Leur petite taille leur permet de se cacher facilement des frappes américaines, dans des grottes et des cavités notamment. Ces embarcations passent souvent inaperçues dans les ports parmi les nombreux bateaux de pêche.
Le président américain ne semble pas préoccupé par la présence de ces nuisibles. "La marine iranienne gît au fond de la mer, complètement anéantie — 158 navires", a-t-il assuré dans un post sur Truth Social. "Ce que nous n’avons pas touché, ce sont leurs quelques, comme ils les appellent, “navires d’attaque rapides”, car nous ne les considérions pas comme une menace sérieuse", poursuit-il.
Un avis qui n'est pas partagé par tous les experts. "On les appelle les 'flottes de moustiques' parce qu’elles sont petites et agaçantes et elles frappent fort", a déclaré au New York Post Alex Plitsas, ancien responsable du Pentagone et chercheur à l’Atlantic Council. "Mais elles suffisent à piquer et à être insupportables", ajoute-t-il.

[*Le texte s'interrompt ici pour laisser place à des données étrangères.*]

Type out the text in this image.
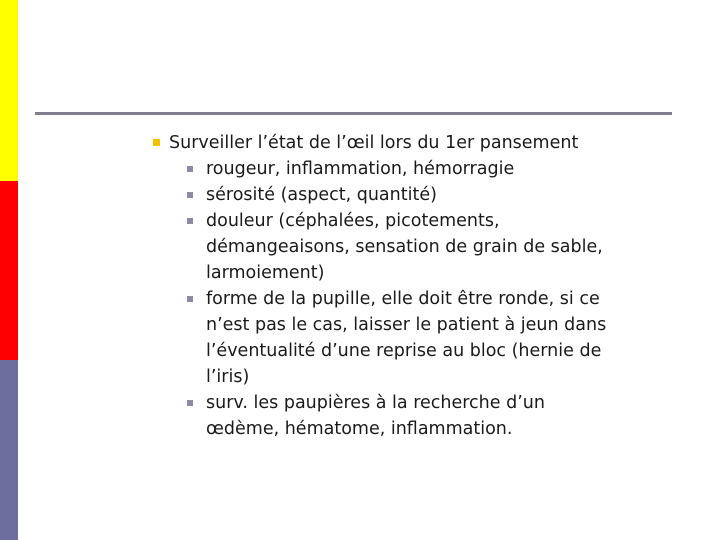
Surveiller l’état de l’œil lors du 1er pansement
rougeur, inflammation, hémorragie
sérosité (aspect, quantité)
douleur (céphalées, picotements,
démangeaisons, sensation de grain de sable,
larmoiement)
forme de la pupille, elle doit être ronde, si ce
n’est pas le cas, laisser le patient à jeun dans
l’éventualité d’une reprise au bloc (hernie de
l’iris)
surv. les paupières à la recherche d’un
œdème, hématome, inflammation.
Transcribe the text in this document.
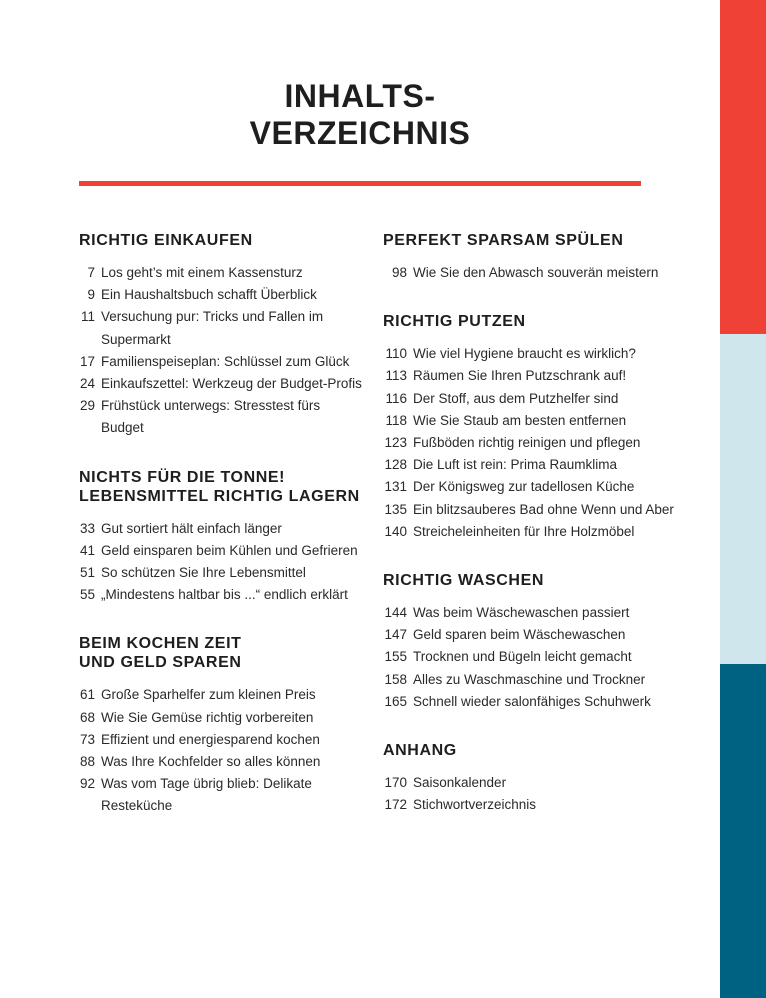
INHALTS-
VERZEICHNIS
RICHTIG EINKAUFEN
7 Los geht’s mit einem Kassensturz
9 Ein Haushaltsbuch schafft Überblick
11 Versuchung pur: Tricks und Fallen im Supermarkt
17 Familienspeiseplan: Schlüssel zum Glück
24 Einkaufszettel: Werkzeug der Budget-Profis
29 Frühstück unterwegs: Stresstest fürs Budget
NICHTS FÜR DIE TONNE!
LEBENSMITTEL RICHTIG LAGERN
33 Gut sortiert hält einfach länger
41 Geld einsparen beim Kühlen und Gefrieren
51 So schützen Sie Ihre Lebensmittel
55 „Mindestens haltbar bis ...“ endlich erklärt
BEIM KOCHEN ZEIT
UND GELD SPAREN
61 Große Sparhelfer zum kleinen Preis
68 Wie Sie Gemüse richtig vorbereiten
73 Effizient und energiesparend kochen
88 Was Ihre Kochfelder so alles können
92 Was vom Tage übrig blieb: Delikate Resteküche
PERFEKT SPARSAM SPÜLEN
98 Wie Sie den Abwasch souverän meistern
RICHTIG PUTZEN
110 Wie viel Hygiene braucht es wirklich?
113 Räumen Sie Ihren Putzschrank auf!
116 Der Stoff, aus dem Putzhelfer sind
118 Wie Sie Staub am besten entfernen
123 Fußböden richtig reinigen und pflegen
128 Die Luft ist rein: Prima Raumklima
131 Der Königsweg zur tadellosen Küche
135 Ein blitzsauberes Bad ohne Wenn und Aber
140 Streicheleinheiten für Ihre Holzmöbel
RICHTIG WASCHEN
144 Was beim Wäschewaschen passiert
147 Geld sparen beim Wäschewaschen
155 Trocknen und Bügeln leicht gemacht
158 Alles zu Waschmaschine und Trockner
165 Schnell wieder salonfähiges Schuhwerk
ANHANG
170 Saisonkalender
172 Stichwortverzeichnis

Ces navires sont d'autant plus redoutables lorsqu'ils attaquent à plusieurs, en nuées.
Pour l’expert Alex Plitsas, dans un passage stratégique comme le détroit d’Ormuz, il n’est pas nécessaire de contrôler totalement la mer : il suffit de la rendre trop risquée pour la navigation. Or ce détroit, par lequel transite près d’un cinquième du pétrole mondial, constitue un levier majeur pour Téhéran. Sans chercher à le bloquer complètement, l’Iran miserait donc sur une stratégie moins coûteuse, mais très perturbatrice pour le trafic maritime et l’économie mondiale.
"Quelques drones et quelques petits bateaux ont suffi à mettre en péril la plus grande voie navigable stratégique du monde sans pour autant la fermer définitivement — et à semer le chaos sur les marchés", explique-t-il.
Contrairement aux navires de guerre classiques, ces embarcations sont plus difficiles à détecter au radar, plus faciles à produire, assez peu coûteuses pour être sacrifiées sans enjeu stratégique majeur.